Drivers Icon Teaching Your Teen to Drive

 

Dear Parents and Guardians,

Thank you for choosing The Parents’ Supervised Driving Program. You’ve just taken an important step to helping your child become a safe driver.

As a parent of four children who have all earned their driving privileges, I know how daunting introducing your child to driving can be. As parents and guardians we often ask ourselves, “Am I doing the right things? Am I teaching the right skills? Are they ready to drive on their own? Will they be safe when I’m not there?”

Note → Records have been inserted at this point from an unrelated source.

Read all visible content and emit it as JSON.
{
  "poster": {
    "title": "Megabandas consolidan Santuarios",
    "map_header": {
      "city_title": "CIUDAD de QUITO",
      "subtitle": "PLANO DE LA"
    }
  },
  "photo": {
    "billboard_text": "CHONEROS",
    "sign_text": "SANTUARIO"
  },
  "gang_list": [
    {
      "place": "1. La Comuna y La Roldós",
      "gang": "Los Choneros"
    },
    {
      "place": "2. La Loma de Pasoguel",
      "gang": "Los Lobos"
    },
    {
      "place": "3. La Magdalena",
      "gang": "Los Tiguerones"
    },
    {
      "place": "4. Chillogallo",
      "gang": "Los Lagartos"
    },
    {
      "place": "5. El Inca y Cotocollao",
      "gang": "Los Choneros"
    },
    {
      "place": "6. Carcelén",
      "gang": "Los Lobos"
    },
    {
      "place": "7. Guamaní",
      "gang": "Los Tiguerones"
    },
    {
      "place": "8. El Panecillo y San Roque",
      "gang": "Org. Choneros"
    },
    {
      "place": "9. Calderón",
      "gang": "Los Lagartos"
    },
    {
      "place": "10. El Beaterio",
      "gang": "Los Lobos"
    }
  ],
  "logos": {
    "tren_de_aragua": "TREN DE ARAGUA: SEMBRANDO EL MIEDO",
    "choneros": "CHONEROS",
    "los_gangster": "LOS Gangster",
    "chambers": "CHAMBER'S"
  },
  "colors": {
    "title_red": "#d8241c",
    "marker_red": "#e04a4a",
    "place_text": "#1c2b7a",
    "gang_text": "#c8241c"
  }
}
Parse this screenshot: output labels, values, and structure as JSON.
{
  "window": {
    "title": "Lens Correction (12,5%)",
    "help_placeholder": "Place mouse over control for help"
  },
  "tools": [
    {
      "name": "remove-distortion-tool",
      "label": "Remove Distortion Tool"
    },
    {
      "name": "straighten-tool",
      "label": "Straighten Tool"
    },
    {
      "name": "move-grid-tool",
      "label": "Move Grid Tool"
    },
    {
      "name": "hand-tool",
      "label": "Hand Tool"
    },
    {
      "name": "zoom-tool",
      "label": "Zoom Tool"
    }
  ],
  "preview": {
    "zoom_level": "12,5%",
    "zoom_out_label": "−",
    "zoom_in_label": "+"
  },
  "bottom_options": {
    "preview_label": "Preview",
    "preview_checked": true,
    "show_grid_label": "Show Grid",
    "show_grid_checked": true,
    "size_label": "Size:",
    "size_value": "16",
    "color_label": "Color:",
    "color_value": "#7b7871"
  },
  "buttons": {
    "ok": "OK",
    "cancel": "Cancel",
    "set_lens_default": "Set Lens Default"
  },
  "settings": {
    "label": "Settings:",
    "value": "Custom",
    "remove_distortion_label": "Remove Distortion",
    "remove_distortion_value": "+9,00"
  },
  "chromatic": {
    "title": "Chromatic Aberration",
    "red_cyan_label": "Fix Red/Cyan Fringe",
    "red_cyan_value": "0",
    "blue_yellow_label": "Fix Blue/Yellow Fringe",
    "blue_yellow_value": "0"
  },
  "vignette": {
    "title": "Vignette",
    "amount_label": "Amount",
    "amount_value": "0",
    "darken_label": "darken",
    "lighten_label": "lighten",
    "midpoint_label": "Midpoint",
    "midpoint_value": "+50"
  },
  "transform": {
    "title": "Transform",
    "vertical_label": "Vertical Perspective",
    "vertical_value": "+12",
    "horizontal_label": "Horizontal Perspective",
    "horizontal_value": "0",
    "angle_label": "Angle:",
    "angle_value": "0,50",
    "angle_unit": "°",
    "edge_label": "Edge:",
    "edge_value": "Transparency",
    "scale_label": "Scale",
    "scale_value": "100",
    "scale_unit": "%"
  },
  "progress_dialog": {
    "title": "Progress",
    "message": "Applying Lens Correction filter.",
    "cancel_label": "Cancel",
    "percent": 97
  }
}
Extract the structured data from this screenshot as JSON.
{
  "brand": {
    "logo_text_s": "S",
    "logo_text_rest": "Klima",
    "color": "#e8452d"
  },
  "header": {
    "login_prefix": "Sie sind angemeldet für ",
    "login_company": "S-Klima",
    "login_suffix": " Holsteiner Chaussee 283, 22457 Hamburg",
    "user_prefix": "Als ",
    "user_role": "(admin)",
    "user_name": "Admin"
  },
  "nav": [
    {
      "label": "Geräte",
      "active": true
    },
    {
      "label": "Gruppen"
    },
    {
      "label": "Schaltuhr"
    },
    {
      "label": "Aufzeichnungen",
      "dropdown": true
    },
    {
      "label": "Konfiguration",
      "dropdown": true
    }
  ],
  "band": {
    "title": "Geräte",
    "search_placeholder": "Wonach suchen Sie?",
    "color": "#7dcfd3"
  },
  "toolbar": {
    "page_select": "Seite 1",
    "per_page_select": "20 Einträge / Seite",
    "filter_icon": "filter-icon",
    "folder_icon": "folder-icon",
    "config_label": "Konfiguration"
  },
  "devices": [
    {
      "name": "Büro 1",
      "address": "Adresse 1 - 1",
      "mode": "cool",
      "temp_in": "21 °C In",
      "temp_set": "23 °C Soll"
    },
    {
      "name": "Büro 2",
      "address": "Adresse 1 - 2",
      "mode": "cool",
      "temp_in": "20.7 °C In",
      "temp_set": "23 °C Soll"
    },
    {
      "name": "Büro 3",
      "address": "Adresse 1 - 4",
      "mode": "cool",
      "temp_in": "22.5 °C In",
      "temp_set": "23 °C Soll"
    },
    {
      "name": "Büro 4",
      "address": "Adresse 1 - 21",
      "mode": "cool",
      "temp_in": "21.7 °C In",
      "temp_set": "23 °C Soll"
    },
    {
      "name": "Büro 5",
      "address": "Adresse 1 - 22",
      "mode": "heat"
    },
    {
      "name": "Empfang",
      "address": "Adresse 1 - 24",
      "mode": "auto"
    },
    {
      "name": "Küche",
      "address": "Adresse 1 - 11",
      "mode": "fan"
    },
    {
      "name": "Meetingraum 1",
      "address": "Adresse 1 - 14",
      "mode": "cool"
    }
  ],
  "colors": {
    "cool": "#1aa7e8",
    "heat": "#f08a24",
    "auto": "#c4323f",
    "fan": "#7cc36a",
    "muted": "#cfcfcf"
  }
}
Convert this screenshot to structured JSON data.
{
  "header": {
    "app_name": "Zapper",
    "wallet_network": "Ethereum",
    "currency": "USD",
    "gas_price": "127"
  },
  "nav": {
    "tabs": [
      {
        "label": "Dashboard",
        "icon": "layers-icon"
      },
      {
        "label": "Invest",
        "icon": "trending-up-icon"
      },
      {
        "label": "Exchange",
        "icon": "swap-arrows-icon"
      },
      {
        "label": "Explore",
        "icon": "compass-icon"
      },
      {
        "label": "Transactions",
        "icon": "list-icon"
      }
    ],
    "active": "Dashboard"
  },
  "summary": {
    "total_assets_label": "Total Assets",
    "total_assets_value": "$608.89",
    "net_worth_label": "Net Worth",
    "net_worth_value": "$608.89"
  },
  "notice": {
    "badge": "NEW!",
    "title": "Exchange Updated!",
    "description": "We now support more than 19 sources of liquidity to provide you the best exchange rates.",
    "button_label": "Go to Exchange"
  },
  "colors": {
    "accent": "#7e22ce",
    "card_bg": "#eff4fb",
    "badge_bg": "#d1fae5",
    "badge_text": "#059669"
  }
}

We’re pleased to partner with Safe Roads Alliance to offer this program. It helps answer these questions by providing a strategy for your driving interactions with your teen, including experiences and concepts you should introduce them to and guidance you should offer. The time you spend driving with your child is some of the most important time that will be invested in your child’s driving development – highway safety and driver education experts all agree that children who spend more time driving with their parents are more likely to be better and safer drivers – so making that time the most effective it can be is critical.

As you chart your child’s path to independent driving privileges, we ask you to do three things:

  1. Consider the required supervised driving time with your child a minimum, and not the maximum. The more time you spend driving with your child, the more likely your child will be capable and safe when driving alone.
  2. Don’t let your supervision end when your child earns his or her independent driving privileges. You still play an important role in your child’s driving safety, even after your child has earned his or her intermediate license and may drive alone. Your child is still a young driver and is still developing ability and experience. Talk about where they are driving, when they are driving, and who they are driving with, and help them choose routes, trips, and destinations that are safe for their current level of ability and experience and that gradually increase over time.
  3. Be a good role model for your child, regardless of who’s in the driver’s seat. Children model their parent’s driving habits – be a model that’s alert, sober, drives at a reasonable speed, avoids anger and distraction, and always wears a seat belt.Thanks again for making this investment in your child’s safety. We hope you and your child have a great experience learning together.